Omoye Imoisili ’08 Found Her Calling in Public Health
Oct. 5, 1987 — Nov. 17, 2025
Before getting degrees from Princeton, Columbia, Johns Hopkins, and Yale; before becoming a physician and official with the Centers for Disease Control and Prevention; and before earning the rank of commander in the U.S. Public Health Service, Omoye Imoisili ’08 was the eldest of her Nigerian immigrant parents’ four children, and she noticed that her mother seemed stretched quite thin caring for her brood.
And so Imoisili, at 8 years old, huddled up with her next oldest sibling, Mabo, 6, about how they could do more to help lighten their mother’s load, including picking up after themselves and being a little less loud.
That intuitive spirit of service to others shaped and animated the rest of Imoisili’s life, right up until she died of colon cancer at 38.
Imoisili, whose friends called her Oye (pronounced Oy-ay) and whose first name translates to “beloved child,” is remembered by a wide range of admirers as a brilliant mind, a caring clinician, and a generous mentor.
Elizabeth Gould, a Princeton professor of neuroscience, served as Imoisili’s senior thesis adviser, and noted that her death is not just a tragedy for those who knew and loved her but “a huge loss to humanity.”
Imoisili’s interest in medicine and public health took root early as she watched her father, Dr. Menfo Imoisili, work as a pediatrician with a subspecialization in infectious disease. Imoisili and her siblings would visit their dad during his long hospital shifts and see how he earned the trust of patients and their families.
As a high school junior growing up in Ellicott City, Maryland, Imoisili joined the Physician Scientist Training Program (PSTP), a national initiative to create a pipeline for underrepresented students through early exposure to scientific research and clinical environments.
Imoisili matriculated at Princeton at the precocious age of 16, but her youth did not prevent other students from looking up to her. “She had an unusual ability to reach out to others while staying focused on her own research,” Gould says.
After graduating in 2008, Imoisili went on to earn her medical degree from Columbia and a master of public health from Johns Hopkins. She completed her medical residency at Yale.
From there, Imoisili decided to put her prestigious training toward the cause of public health, making institutions such as the CDC and U.S. Public Health Service a natural fit.
“Their missions aligned perfectly with how she saw her calling, combining evidence-driven science with interpersonal compassion to help protect and improve the health of entire communities,” her sister Zoddy says in an email.
As Imoisili ascended in her own career, she put a particular emphasis on mentoring, especially aspiring minority female physicians. One of them was Dr. Ntiense Inyang, who first met Imoisili through the PSTP network. Inyang recalls being so taken with this smart, poised, accomplished woman that she soon asked if Imoisili would be her mentor and surrogate older sister.

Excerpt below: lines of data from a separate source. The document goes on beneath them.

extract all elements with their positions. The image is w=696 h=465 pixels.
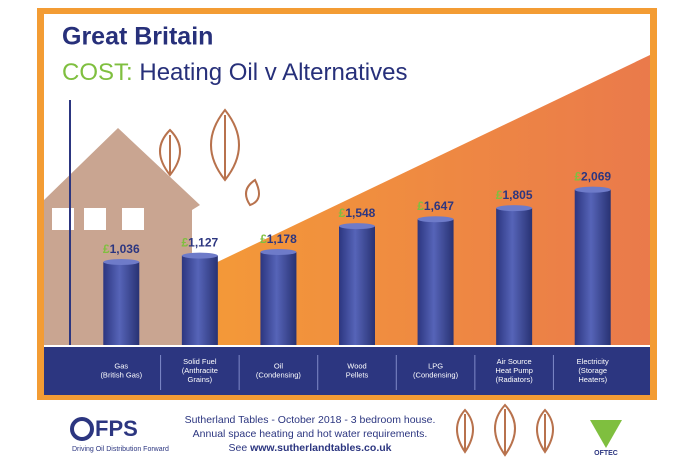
badge: OFTEC <box>594 450 618 457</box>
x-tick-label: Wood Pellets <box>346 361 369 379</box>
footer-line: Sutherland Tables - October 2018 - 3 bed… <box>185 414 436 426</box>
subtitle-highlight: COST: <box>62 59 133 86</box>
x-tick-label: LPG (Condensing) <box>413 361 459 379</box>
value-label: £1,805 <box>496 188 533 202</box>
footer: FPS Driving Oil Distribution Forward Sut… <box>70 414 622 457</box>
bar <box>339 226 375 345</box>
logo: FPS <box>95 416 138 441</box>
bar <box>417 219 454 345</box>
tagline: Driving Oil Distribution Forward <box>72 446 169 453</box>
leaves <box>159 108 554 457</box>
x-tick-label: Solid Fuel (Anthracite Grains) <box>182 357 218 384</box>
bar-top <box>103 258 140 265</box>
title: Great Britain <box>62 23 213 51</box>
x-tick-label: Air Source Heat Pump (Radiators) <box>495 357 533 384</box>
x-tick-label: Gas (British Gas) <box>100 361 142 379</box>
bar-top <box>496 205 533 212</box>
logo-ring <box>70 417 94 441</box>
category-strip <box>44 347 650 395</box>
bar <box>181 255 218 345</box>
bar <box>260 252 297 345</box>
value-label: £2,069 <box>574 170 611 184</box>
value-label: £1,127 <box>181 236 218 250</box>
bar <box>103 261 140 345</box>
house <box>44 128 200 345</box>
windows <box>52 208 144 230</box>
badge-shape <box>590 420 622 448</box>
bar-top <box>339 223 375 230</box>
bar-top <box>574 186 611 193</box>
value-label: £1,036 <box>103 242 140 256</box>
value-label: £1,178 <box>260 232 297 246</box>
see: See <box>228 442 247 454</box>
bar-top <box>181 252 218 259</box>
bar <box>496 208 533 345</box>
x-tick-label: Oil (Condensing) <box>256 361 302 379</box>
bar-top <box>417 216 454 223</box>
bar <box>574 189 611 345</box>
x-tick-label: Electricity (Storage Heaters) <box>577 357 609 384</box>
url: www.sutherlandtables.co.uk <box>249 442 392 454</box>
value-label: £1,647 <box>417 199 454 213</box>
footer-line: Annual space heating and hot water requi… <box>193 428 428 440</box>
bar-top <box>260 249 297 256</box>
value-label: £1,548 <box>339 206 376 220</box>
footer-url-line: See www.sutherlandtables.co.uk <box>228 442 391 454</box>
subtitle: COST: Heating Oil v Alternatives <box>62 59 407 86</box>
subtitle-text: Heating Oil v Alternatives <box>139 59 407 86</box>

Imoisili “changed the trajectory of my career and my life,” says Inyang, helping her navigate medical school and leading her to follow in Imoisili’s footsteps. She now serves as a CDC epidemic intelligence service officer.
Inyang and Imoisili went out for Korean barbecue in September 2024 and Imoisili seemed like her typical radiant, upbeat self. She’d never in her life been seriously ill or spent the night in a hospital as a patient.
But just one month later, Imoisili received a cancer diagnosis.
Over the next year, even as her body succumbed to cancer — and as she transitioned from doctor to patient — Imoisili sought to reframe her circumstance as another opportunity for learning.
“She would tell us how interesting, and eye-opening, it was to experience the medical system from the patient side,” says her brother, Mabo, now an internist in Washington, D.C. “She often emphasized how important it is for medical professionals to stay present with patients and their families because so many people that they encounter each day are living through the hardest moments of their lives.”
When a remarkable young person so dedicated to helping others dies, it is understandable to view it as a cruel and senseless outcome, and feelings of sadness and anger are equally understandable.
But the rebuttal to that despair, as Imoisili saw it, is faith. Imoisili’s Christian faith, Zoddy says, “shaped how she loved, served, and carried herself.”
“Even to the end, even though she knew things were probably not getting any better,” Inyang says, “she still trusted that things were going to be OK.”
P.G. Sittenfeld ’07 is a freelance writer based in Cincinnati. His recent work has been published in The Washington Post, Esquire, Slate, and Outside.